Project Maven built the Pentagon's AI targeting system, which can now process 1,000 targets per day, raising urgent questions about autonomous killing and civilian deaths.

Key Points

  • 1.Project Maven was launched in 2017 to apply AI computer vision to drone footage. Birthed by Deputy Defense Secretary Bob Work, it was led by Marine Colonel Drew Kukor, who admitted from the outset he always had AI-assisted targeting — not just surveillance — in mind.
  • 2.Early deployments were chaotic failures. The first users in Somalia in late 2017 found the system so buggy — with hundreds of flashing misidentified objects per frame — that they simply turned it off; a key breakthrough came in 2018–19 when AI spotted Marines through smoke faster than human eyes.

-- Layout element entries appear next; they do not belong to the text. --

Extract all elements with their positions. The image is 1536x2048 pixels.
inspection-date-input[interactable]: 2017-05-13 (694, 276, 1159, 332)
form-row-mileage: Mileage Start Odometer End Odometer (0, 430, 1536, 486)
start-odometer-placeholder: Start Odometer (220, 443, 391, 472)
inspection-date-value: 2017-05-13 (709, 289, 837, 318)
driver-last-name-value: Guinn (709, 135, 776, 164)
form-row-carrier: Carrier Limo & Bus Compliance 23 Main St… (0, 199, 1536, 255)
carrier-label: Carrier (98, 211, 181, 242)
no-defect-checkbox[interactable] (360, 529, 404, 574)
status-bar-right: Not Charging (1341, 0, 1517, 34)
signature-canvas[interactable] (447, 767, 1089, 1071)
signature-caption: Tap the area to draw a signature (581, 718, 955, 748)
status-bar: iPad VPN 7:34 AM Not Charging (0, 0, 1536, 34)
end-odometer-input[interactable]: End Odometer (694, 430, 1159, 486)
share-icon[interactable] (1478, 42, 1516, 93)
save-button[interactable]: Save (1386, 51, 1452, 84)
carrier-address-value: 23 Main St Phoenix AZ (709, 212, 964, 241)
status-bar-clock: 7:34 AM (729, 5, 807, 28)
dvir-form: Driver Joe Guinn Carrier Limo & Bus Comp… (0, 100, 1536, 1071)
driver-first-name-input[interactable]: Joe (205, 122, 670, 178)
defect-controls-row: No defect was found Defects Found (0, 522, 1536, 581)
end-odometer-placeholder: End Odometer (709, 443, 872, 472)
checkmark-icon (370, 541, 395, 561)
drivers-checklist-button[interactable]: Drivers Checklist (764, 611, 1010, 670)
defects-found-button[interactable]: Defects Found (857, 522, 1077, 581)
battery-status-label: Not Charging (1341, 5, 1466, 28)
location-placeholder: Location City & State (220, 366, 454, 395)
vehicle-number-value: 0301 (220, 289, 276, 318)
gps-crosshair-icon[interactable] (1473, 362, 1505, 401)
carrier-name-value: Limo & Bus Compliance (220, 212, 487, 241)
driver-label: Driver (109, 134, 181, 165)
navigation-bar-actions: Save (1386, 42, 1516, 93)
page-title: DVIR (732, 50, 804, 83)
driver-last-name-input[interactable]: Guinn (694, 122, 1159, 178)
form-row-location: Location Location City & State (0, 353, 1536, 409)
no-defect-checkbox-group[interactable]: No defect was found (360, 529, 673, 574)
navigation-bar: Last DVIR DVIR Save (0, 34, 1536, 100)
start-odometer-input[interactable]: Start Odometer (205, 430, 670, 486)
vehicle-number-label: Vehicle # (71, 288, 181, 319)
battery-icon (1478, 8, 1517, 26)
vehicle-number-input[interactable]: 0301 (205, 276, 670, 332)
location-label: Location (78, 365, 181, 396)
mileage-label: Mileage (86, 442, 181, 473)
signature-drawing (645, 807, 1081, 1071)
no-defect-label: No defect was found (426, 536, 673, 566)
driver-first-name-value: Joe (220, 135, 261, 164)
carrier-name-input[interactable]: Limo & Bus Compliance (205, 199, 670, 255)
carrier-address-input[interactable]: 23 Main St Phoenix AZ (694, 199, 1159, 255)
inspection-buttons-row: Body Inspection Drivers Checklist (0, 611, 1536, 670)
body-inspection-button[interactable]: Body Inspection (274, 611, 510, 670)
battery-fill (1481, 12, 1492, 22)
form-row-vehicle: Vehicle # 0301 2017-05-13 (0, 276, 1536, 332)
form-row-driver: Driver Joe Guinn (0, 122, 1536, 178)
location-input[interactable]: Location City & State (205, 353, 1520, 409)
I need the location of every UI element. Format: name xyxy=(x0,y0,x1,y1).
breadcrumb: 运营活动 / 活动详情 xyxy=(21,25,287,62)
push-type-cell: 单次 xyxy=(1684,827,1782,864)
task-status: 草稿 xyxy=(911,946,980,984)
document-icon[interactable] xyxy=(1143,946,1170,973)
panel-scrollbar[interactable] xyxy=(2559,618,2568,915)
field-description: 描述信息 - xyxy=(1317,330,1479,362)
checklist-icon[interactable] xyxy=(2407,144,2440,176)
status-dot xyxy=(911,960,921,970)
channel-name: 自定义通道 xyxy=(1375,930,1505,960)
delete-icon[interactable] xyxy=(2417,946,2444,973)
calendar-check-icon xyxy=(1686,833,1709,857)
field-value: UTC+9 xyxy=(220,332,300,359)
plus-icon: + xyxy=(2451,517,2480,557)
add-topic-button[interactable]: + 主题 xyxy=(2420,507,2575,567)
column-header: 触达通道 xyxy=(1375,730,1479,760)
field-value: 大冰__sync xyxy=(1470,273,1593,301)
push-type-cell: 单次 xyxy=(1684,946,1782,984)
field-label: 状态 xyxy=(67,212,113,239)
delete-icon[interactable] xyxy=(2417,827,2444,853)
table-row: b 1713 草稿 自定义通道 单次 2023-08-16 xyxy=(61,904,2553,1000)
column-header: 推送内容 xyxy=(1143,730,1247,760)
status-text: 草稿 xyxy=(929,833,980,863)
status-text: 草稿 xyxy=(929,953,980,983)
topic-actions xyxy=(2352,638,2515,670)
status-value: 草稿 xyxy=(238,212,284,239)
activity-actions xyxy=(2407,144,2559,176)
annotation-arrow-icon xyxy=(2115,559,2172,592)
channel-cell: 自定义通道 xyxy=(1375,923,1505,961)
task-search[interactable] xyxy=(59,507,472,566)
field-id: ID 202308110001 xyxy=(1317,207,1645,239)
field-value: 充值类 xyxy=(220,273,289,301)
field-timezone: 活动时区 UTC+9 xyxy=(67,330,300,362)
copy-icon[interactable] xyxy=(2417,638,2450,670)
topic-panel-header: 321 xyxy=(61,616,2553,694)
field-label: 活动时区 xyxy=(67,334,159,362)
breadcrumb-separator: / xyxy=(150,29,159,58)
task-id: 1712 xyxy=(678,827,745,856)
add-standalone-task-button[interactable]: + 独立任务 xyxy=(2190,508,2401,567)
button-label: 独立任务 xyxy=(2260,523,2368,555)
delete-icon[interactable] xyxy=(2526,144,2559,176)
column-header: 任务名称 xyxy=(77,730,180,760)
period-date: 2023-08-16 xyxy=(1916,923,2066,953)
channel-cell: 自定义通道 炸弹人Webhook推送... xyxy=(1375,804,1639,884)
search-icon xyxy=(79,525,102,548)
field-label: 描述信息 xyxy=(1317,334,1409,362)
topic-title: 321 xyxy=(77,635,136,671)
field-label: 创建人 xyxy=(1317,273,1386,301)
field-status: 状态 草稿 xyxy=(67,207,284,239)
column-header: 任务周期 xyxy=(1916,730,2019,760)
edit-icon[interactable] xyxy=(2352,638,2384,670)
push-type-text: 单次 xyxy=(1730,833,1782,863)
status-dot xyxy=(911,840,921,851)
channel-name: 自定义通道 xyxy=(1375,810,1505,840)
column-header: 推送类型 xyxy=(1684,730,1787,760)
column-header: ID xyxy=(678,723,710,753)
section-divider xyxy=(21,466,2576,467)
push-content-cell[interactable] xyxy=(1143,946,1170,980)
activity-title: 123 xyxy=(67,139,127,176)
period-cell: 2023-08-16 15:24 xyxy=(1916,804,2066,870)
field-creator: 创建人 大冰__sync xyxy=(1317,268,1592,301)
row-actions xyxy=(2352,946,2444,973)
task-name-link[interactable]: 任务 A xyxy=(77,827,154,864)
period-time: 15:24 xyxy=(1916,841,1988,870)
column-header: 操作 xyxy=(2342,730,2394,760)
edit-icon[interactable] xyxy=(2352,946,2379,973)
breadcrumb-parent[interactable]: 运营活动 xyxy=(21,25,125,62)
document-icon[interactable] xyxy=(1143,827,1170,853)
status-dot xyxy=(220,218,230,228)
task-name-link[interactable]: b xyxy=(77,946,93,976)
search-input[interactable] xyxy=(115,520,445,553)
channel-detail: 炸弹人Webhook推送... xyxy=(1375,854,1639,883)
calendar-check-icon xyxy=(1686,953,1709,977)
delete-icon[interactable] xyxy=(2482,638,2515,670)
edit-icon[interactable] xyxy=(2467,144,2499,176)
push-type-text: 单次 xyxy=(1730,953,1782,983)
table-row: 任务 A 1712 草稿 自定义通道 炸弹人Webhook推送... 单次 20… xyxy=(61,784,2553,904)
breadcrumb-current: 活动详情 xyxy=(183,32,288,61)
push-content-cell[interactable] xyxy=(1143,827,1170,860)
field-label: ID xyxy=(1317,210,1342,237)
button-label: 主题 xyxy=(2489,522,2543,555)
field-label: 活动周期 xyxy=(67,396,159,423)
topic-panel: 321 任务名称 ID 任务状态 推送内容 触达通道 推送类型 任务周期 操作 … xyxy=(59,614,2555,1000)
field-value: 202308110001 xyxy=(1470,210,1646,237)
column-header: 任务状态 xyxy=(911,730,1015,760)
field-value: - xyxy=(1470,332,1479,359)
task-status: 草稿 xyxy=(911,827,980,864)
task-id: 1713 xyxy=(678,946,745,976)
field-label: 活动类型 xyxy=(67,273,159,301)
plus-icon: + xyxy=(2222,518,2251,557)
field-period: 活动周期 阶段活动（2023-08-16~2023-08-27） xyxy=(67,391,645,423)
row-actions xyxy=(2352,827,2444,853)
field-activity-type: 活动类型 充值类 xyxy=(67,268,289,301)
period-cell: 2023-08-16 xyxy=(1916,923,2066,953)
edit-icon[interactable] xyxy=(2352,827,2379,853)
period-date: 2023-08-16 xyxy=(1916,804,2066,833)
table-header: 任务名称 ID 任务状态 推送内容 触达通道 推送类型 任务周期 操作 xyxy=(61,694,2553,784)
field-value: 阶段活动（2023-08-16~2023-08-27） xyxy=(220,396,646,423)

  • 3.The 'human in the loop' guarantee is weaker than officials claim. The 2023 DoD autonomy directive replaced firm human control language with 'appropriate levels of human judgment,' effectively shifting from decision-making to supervision and leaving the definition of 'appropriate' undefined.
  • 4.Maven Smart System can now process 1,000 targets per day, potentially 5,000. The NGA told Manson that LLMs — specifically Anthropic's Claude on classified cloud — dramatically sped up the administrative work of building targeting packages, with those numbers demonstrated in the first 24 hours of US operations against Iran.
  • 5.US autonomous drone programs remain unfinished but are accelerating. The Biden-era Replicator program aimed to field cheap attritable autonomous drones for an Indo-Pacific Taiwan scenario; the Trump administration rebranded it as DAWG (Defense Autonomous Warfare Group) and launched a $100 million prize challenge involving SpaceX/xAI, Palantir, and OpenAI to build voice-controlled autonomous drone swarms.
  • 6.The school bombing in Iran raises unresolved questions about AI targeting errors. A school was struck on day one of the Iran conflict; Manson notes AI cannot fix a targeting database that was never updated when a facility changed from military to civilian use, and questions whether AI cross-checked open-source data like Google Maps.
  • 7.Anthropic's public break with the Pentagon centered on two red lines. The company refused to support fully autonomous weapons and mass domestic surveillance, yet had already submitted to the $100 million drone swarm challenge — a contradiction that suggests the dispute was partly about testing standards and partly political, after Trump called them 'leftwing nut jobs.'
  • 8.Even Project Maven's original director now opposes LLMs near autonomous weapons. Jack Shanahan, the three-star Air Force general who led Maven, has publicly stated no LLM should be anywhere near an autonomous weapon system at this stage, a remarkable reversal given his role building the program.
  • 9.The host argues AI is changing the fundamental nature of war, not just its character. The show's host — a military veteran — expresses deep discomfort that making killing easier, cheaper, and less costly in human lives removes the moral friction that constrains warfare, and warns that AI systems may ultimately prove uncontrollable.